Les composantes d’un credo ministériel étaient : définir les profils professionnels du créateur, du chercheur et du dirigeant ; considérer la valeur culturelle au-dessus de la commerciale des produits et des services du secteur ; retravailler le sédiment traditionnel avec un sens évolutif et la présence de notre époque ; équilibrer la reconnaissance priorisée envers les véritables maîtres avec une attention au développement des jeunes dans les diverses manifestations de la littérature et des arts ; avoir une incidence culturelle dans les espaces publics et dans la production industrielle pour former la sensibilité et la réception des personnes, et encourager la critique professionnelle éclairée, utile quant à l’amélioration de la production et la circulation de la culture. Simultanément, on voulait : construire chaque sous-système institutionnel et patronal selon la concordance des intentions et de la complémentarité de ses actions ; rendre propice le destin social et le juste marché interne et externe des œuvres authentiques ; maintenir une stratégie promotionnelle qui utilise les gains des uns pour la poussé des autres ; concevoir des mécanismes et des événements locaux pour internationaliser la culture cubaine ; substituer les expressions populistes et prosaïques de tous types pour celles conjuguant le cultivé et le populaire ; organiser des centres pour les recherches pouvant devenir des clés dans la gestion de l’ensemble du système, et construire un réseau culturel national cohérent répondant à la nouvelle division politico-administrative établie dans le pays depuis la seconde moitié des années 1970.

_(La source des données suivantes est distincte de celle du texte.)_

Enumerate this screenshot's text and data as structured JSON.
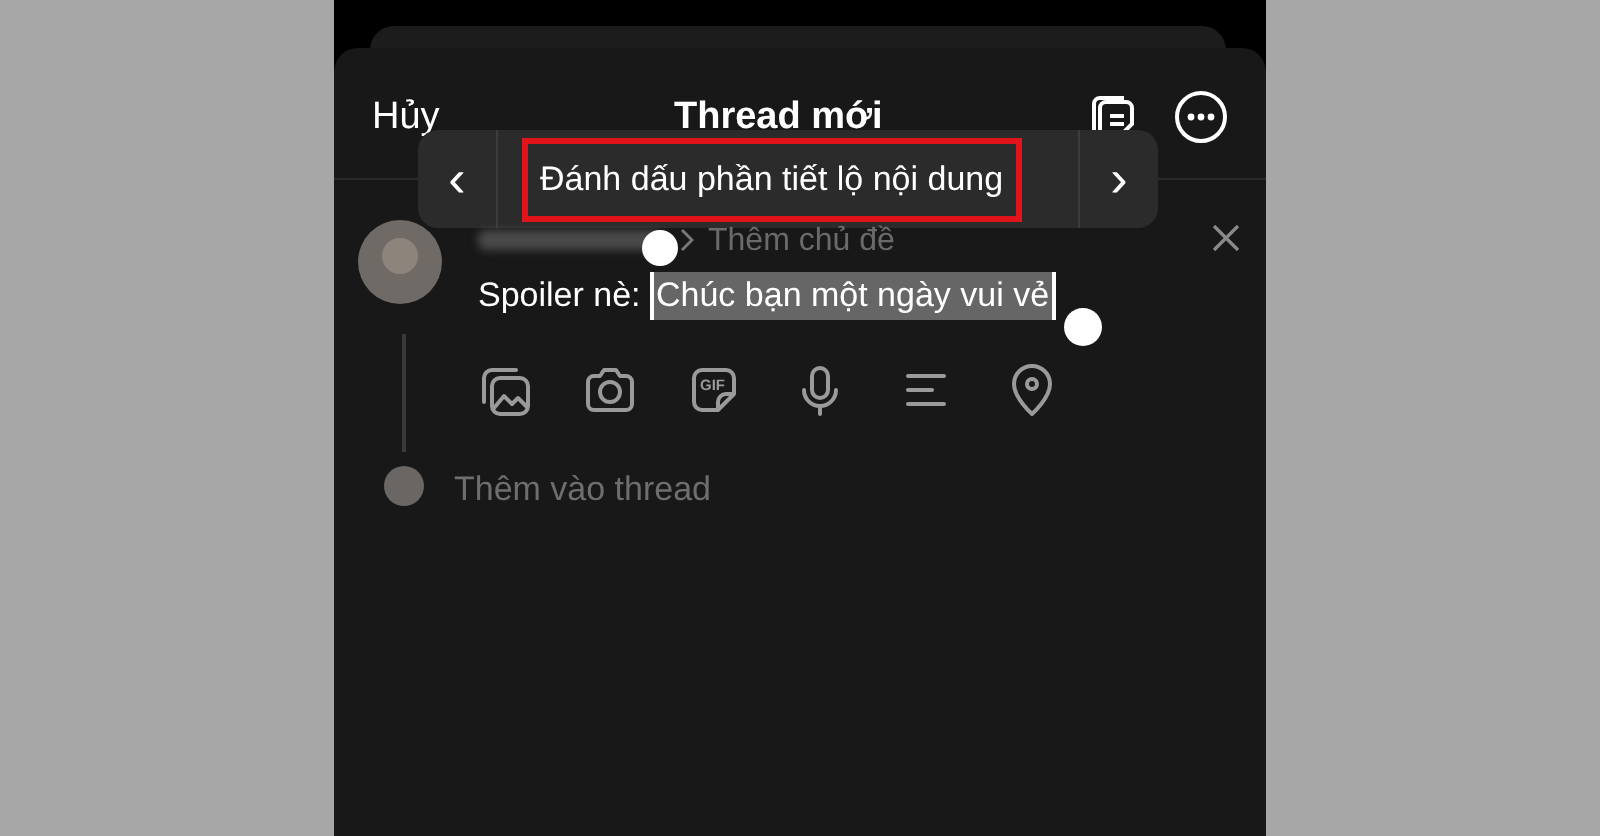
{
  "header": {
    "cancel": "Hủy",
    "title": "Thread mới"
  },
  "context_menu": {
    "prev": "‹",
    "label": "Đánh dấu phần tiết lộ nội dung",
    "next": "›",
    "highlighted": true
  },
  "post": {
    "topic_placeholder": "Thêm chủ đề",
    "text": "Spoiler nè: ",
    "selected_text": "Chúc bạn một ngày vui vẻ"
  },
  "gif_button": "GIF",
  "add_to_thread": "Thêm vào thread"
}
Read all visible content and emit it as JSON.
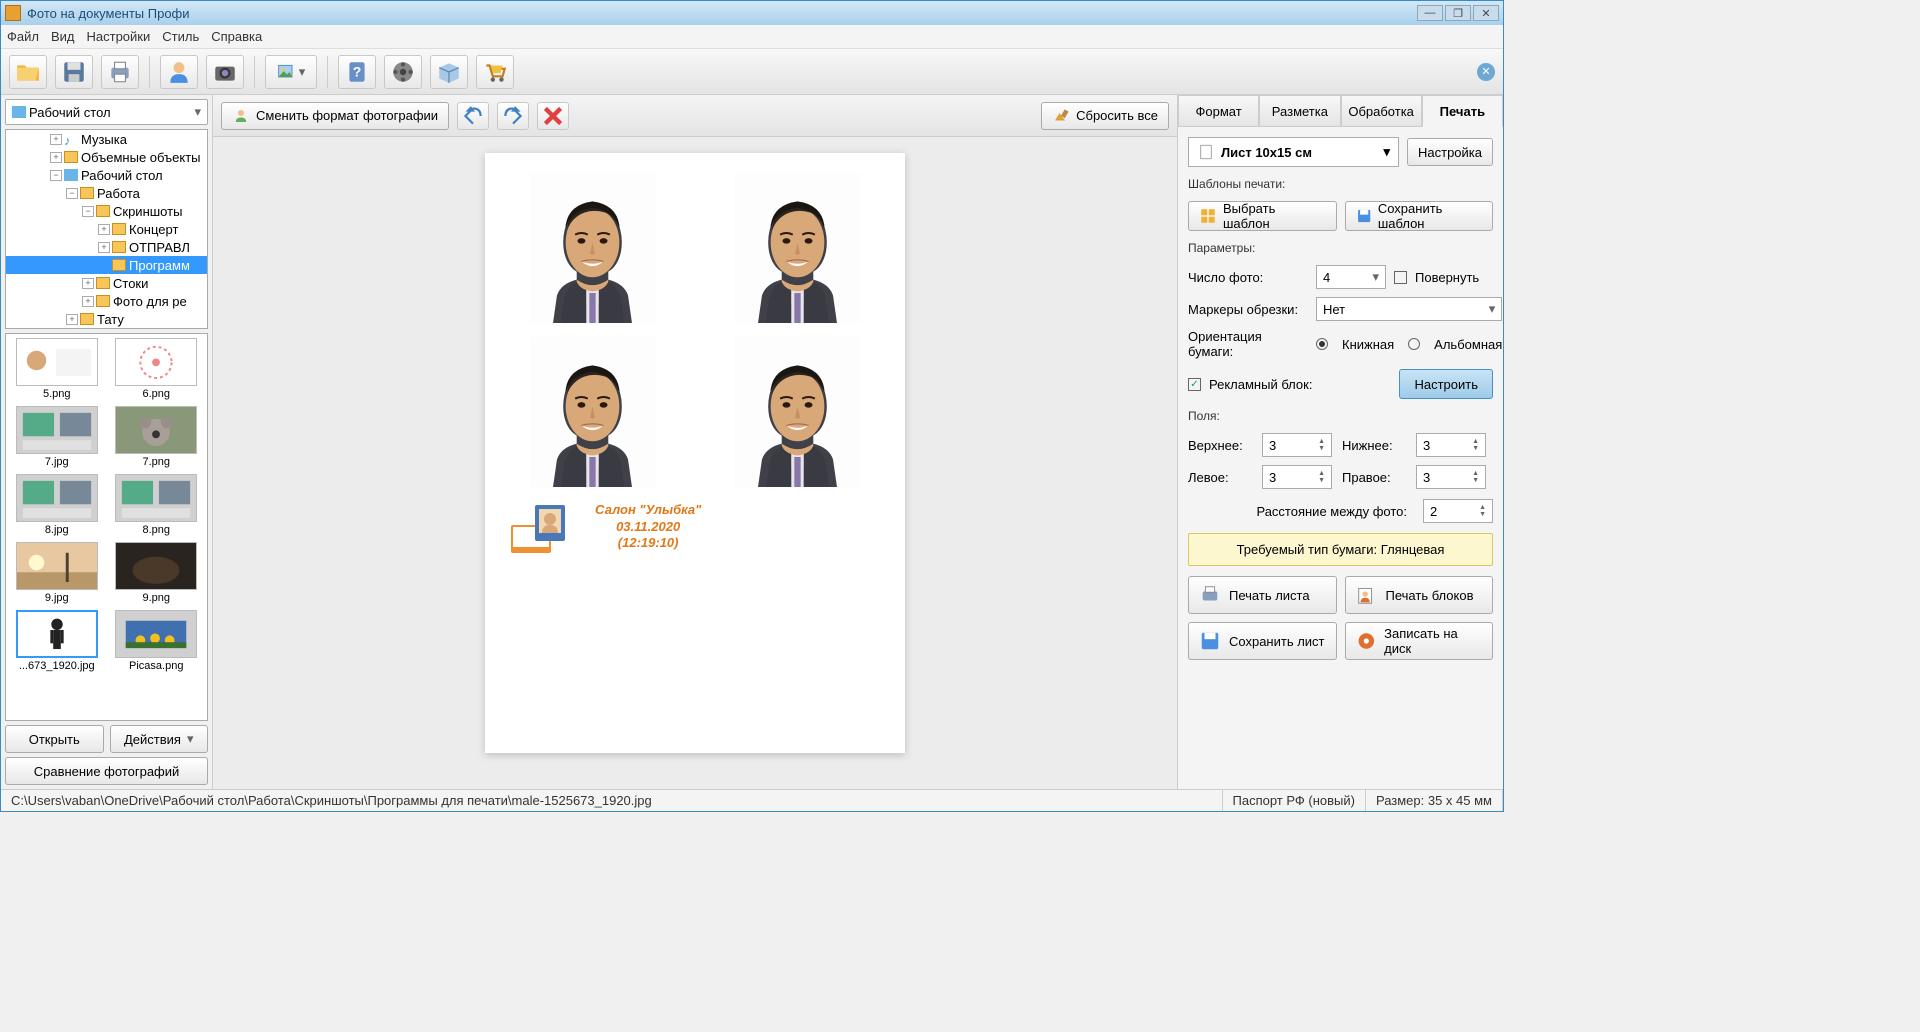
{
  "title": "Фото на документы Профи",
  "menu": [
    "Файл",
    "Вид",
    "Настройки",
    "Стиль",
    "Справка"
  ],
  "left": {
    "combo": "Рабочий стол",
    "tree": [
      {
        "indent": 44,
        "tw": "+",
        "icon": "music",
        "label": "Музыка"
      },
      {
        "indent": 44,
        "tw": "+",
        "icon": "fold",
        "label": "Объемные объекты"
      },
      {
        "indent": 44,
        "tw": "−",
        "icon": "desk",
        "label": "Рабочий стол"
      },
      {
        "indent": 60,
        "tw": "−",
        "icon": "fold",
        "label": "Работа"
      },
      {
        "indent": 76,
        "tw": "−",
        "icon": "fold",
        "label": "Скриншоты"
      },
      {
        "indent": 92,
        "tw": "+",
        "icon": "fold",
        "label": "Концерт"
      },
      {
        "indent": 92,
        "tw": "+",
        "icon": "fold",
        "label": "ОТПРАВЛ"
      },
      {
        "indent": 92,
        "tw": "",
        "icon": "fold",
        "label": "Программ",
        "sel": true
      },
      {
        "indent": 76,
        "tw": "+",
        "icon": "fold",
        "label": "Стоки"
      },
      {
        "indent": 76,
        "tw": "+",
        "icon": "fold",
        "label": "Фото для ре"
      },
      {
        "indent": 60,
        "tw": "+",
        "icon": "fold",
        "label": "Тату"
      }
    ],
    "thumbs": [
      {
        "cap": "5.png",
        "kind": "face"
      },
      {
        "cap": "6.png",
        "kind": "diagram"
      },
      {
        "cap": "7.jpg",
        "kind": "screens"
      },
      {
        "cap": "7.png",
        "kind": "koala"
      },
      {
        "cap": "8.jpg",
        "kind": "screens"
      },
      {
        "cap": "8.png",
        "kind": "screens"
      },
      {
        "cap": "9.jpg",
        "kind": "sunset"
      },
      {
        "cap": "9.png",
        "kind": "dark"
      },
      {
        "cap": "...673_1920.jpg",
        "kind": "person",
        "sel": true
      },
      {
        "cap": "Picasa.png",
        "kind": "flowers"
      }
    ],
    "open": "Открыть",
    "actions": "Действия",
    "compare": "Сравнение фотографий"
  },
  "center": {
    "change_format": "Сменить формат фотографии",
    "reset_all": "Сбросить все",
    "ad": {
      "line1": "Салон \"Улыбка\"",
      "line2": "03.11.2020",
      "line3": "(12:19:10)"
    }
  },
  "right": {
    "tabs": [
      "Формат",
      "Разметка",
      "Обработка",
      "Печать"
    ],
    "active_tab": 3,
    "sheet": "Лист 10x15 см",
    "settings_btn": "Настройка",
    "templates_label": "Шаблоны печати:",
    "choose_tpl": "Выбрать шаблон",
    "save_tpl": "Сохранить шаблон",
    "params_label": "Параметры:",
    "count_label": "Число фото:",
    "count_val": "4",
    "rotate": "Повернуть",
    "crop_label": "Маркеры обрезки:",
    "crop_val": "Нет",
    "orient_label": "Ориентация бумаги:",
    "orient_book": "Книжная",
    "orient_land": "Альбомная",
    "ad_block": "Рекламный блок:",
    "configure": "Настроить",
    "fields_label": "Поля:",
    "top": "Верхнее:",
    "bottom": "Нижнее:",
    "left": "Левое:",
    "rightm": "Правое:",
    "gap": "Расстояние между фото:",
    "m": {
      "top": "3",
      "bottom": "3",
      "left": "3",
      "right": "3",
      "gap": "2"
    },
    "paper_note": "Требуемый тип бумаги: Глянцевая",
    "print_sheet": "Печать листа",
    "print_blocks": "Печать блоков",
    "save_sheet": "Сохранить лист",
    "burn": "Записать на диск"
  },
  "status": {
    "path": "C:\\Users\\vaban\\OneDrive\\Рабочий стол\\Работа\\Скриншоты\\Программы для печати\\male-1525673_1920.jpg",
    "format": "Паспорт РФ (новый)",
    "size": "Размер: 35 x 45 мм"
  }
}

Au début du Ministère de la Culture il y a eu certains idéalismes et certains critères modulaires d’expansion territoriale équivoques, qui étaient des expérimentations dérivées des bonnes intentions et des nobles illusions. Le désir de donner une physionomie rigoureuse au projet ou à l’institution choquait parfois avec la préparation insuffisante de certains cadres et avec les mentalités formalistes ou il fallait improviser dans le style « ancien guérillero ». L’intérêt personnel et la subjectivité ne se sont toujours pas attachés avec la charge, la responsabilité et la capacité de mettre en mouvement les groupes. Parfois, les vecteurs de renouvellement et les signes humanistes inhérentes au chemin culturel choisi, qui devaient vivre en mariage, bifurquaient et établissaient des détours circonstanciels qui, finalement, ont eu des effets contraires à ce que l’on désirait. Pour d’autres organismes et organisations de l’État et de la Société, ce n’était pas facilement compréhensible que notre Ministère fût la direction culturelle de la nation. Le rejet conscient du travail ministériel envers les schématismes anti-culturels, prédominants dans le contrôle et les points de vue qui ont fait beaucoup de mal durant la première moitié des années 1970, a également produit des exagérations et des étrangetés dans la direction opposée. Une plus grande ouverture dans la syntaxique et la sémantique du savoir culturel – qui rendait propice simultanément l’universalisation de nos expressions - a également été utilisée pour ses fins par l’opportunisme étranger et pour certaines positions dénaturalisées. Cependant, le résultat discordant durant les années en « marchant à quatre pattes et en zigzag » du MINCULT, n’a pas pu affecter la trajectoire et les solides perspectives qu’apportait cette option ministérielle de Cuba pour les spécificités de la culture.

Le Ministère de la Culture de Cuba vit. Postérieurement à la période des débuts que nous venons d’esquisser, il a aussi eu une trajectoire diversifiée marquée par des résultats considérables et des modifications particulières de style.  L’élargissement constant de ses occupations et la difficulté de conserver les connexions systémiques nécessaires dans les réalités qui ont priorisé la récupération des coûts et la rentabilité de la culture, ont redessiné des facettes de son anatomie. Un bon nombre des signaux originaires demeurent ; d’autres paradigmes le marquent ; une partie du matériel humain travaillant dans sa composition reflète parfois les impuretés du contexte où le MINCULT fonctionne ; son statut d’organisme étatique espère des nouveaux souffles et des nouveaux changements, et si aujourd'hui les alternatives privées acquièrent une force indépendante, l’empreinte bienfaitrice de son travail – ayant déjà 40 ans - survit dans le riche développement culturel de la patrie.